C'est entre le pape Jean XXII et l'empereur Louis de Bavière, qu'éclatèrent des différents non moins scandaleux que ceux de Boniface VIII et du roi Philippe-le-Bel. Le pape commença par déposer Louis comme hérétique et contumace; Louis n'en marcha pas moins vers Rome, où il se fit couronner solennellement trois mois après avec plus de solennité, il y fit déposer publiquement le prêtre Jacques de Cahors, évêque de Rome, qui se nommait le pape Jean, le livra au bras séculier pour être brûlé comme hérétique, et lui donna pour successeur un cordelier napolitain: mais il ne put soutenir son anti-pape; et Jean XXII, avant de mourir, eut la consolation de le voir remis entre ses mains, et de lui faire faire une abjuration en bonne forme.
On voudrait en vain dissimuler tous ces scandales. L'histoire les dénonce: elle veut qu'ils soient indiqués, si l'on s'abstient de les décrire. Ceux qui nous en feraient un crime devaient au moins nous apprendre comment on pourrait parler de la littérature italienne sans parler de l'Italie, ou de l'Italie sans parler des papes, ou des papes autrement que l'Histoire.
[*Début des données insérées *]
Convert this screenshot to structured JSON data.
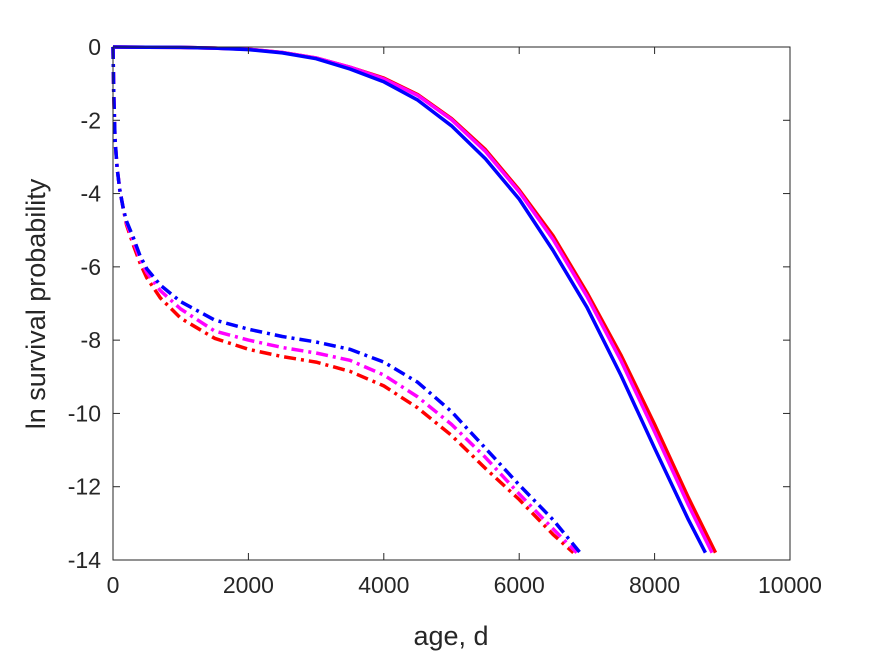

Parmi les princes qui profitaient de ces divisions pour s'agrandir, on remarque surtout Robert, roi de Naples et comte de Provence. Charles II, fils de Charles d'Anjou, fondateur de cette dynastie [381], n'avait pas eu un règne beaucoup plus paisible que celui de son père: il avait cependant commencé à protéger les sciences et les lettres. Robert, son fils, les protégea bien davantage; mais principalement occupé du soin de s'agrandir, il en saisit avidement l'occasion. Il étendit pendant quelque temps sa domination sur la Romagne d'un côté, de l'autre sur la Toscane, et même sur plusieurs petits états du Piémont et de la Lombardie. Son ambition, s'il l'avait pu, était de devenir maître de l'Italie entière; c'était d'ailleurs un excellent roi, un prince très-éclairé. Boccace et d'autres auteurs le placent, pour la science, à côté de Salomon [382]. Quoique fils de roi, et né pour le trône, il avait dès son enfance, aimé passionnément l'étude [383]. Dans sa jeunesse, au milieu des agitations politiques, des guerres souvent malheureuses, quelquefois même captif, quelquefois aussi entouré des délices d'une cour et de toutes les séductions de son âge, il ne laissa jamais passer un jour sans étudier. Devenu roi, dans la paix et dans la guerre, au milieu des projets les plus ambitieux et les plus vastes, on le voyait toujours entouré de livres, il lisait même à la promenade, et tirait de ses lectures des sujets instructifs et quelquefois sublimes de conversation. Il était orateur éloquent, philosophe habile, savant médecin, et profondément versé dans les matières théologiques les plus abstraites. Il avait négligé la poésie, et s'en repentit dans sa vieillesse, trop tard pour pouvoir la cultiver lui-même. On lui attribue cependant un Traité des vertus morales en vers italiens; mais le savant Tiraboschi a prouvé que ce roi n'en était pas l'auteur [384].
[Note 381: ][ (retour) ] Voy. t. I, pag. 355 et 356.
[Note 382: ][ (retour) ] Boccace, Genealogia Deorum, l. XIV, c. 9; Benvenuto da Imola, Comment. in Dant., Antiq. Ital., v. I, p. 1035.
[Note 383: ][ (retour) ] Pétrarque, Rerum memorandarum.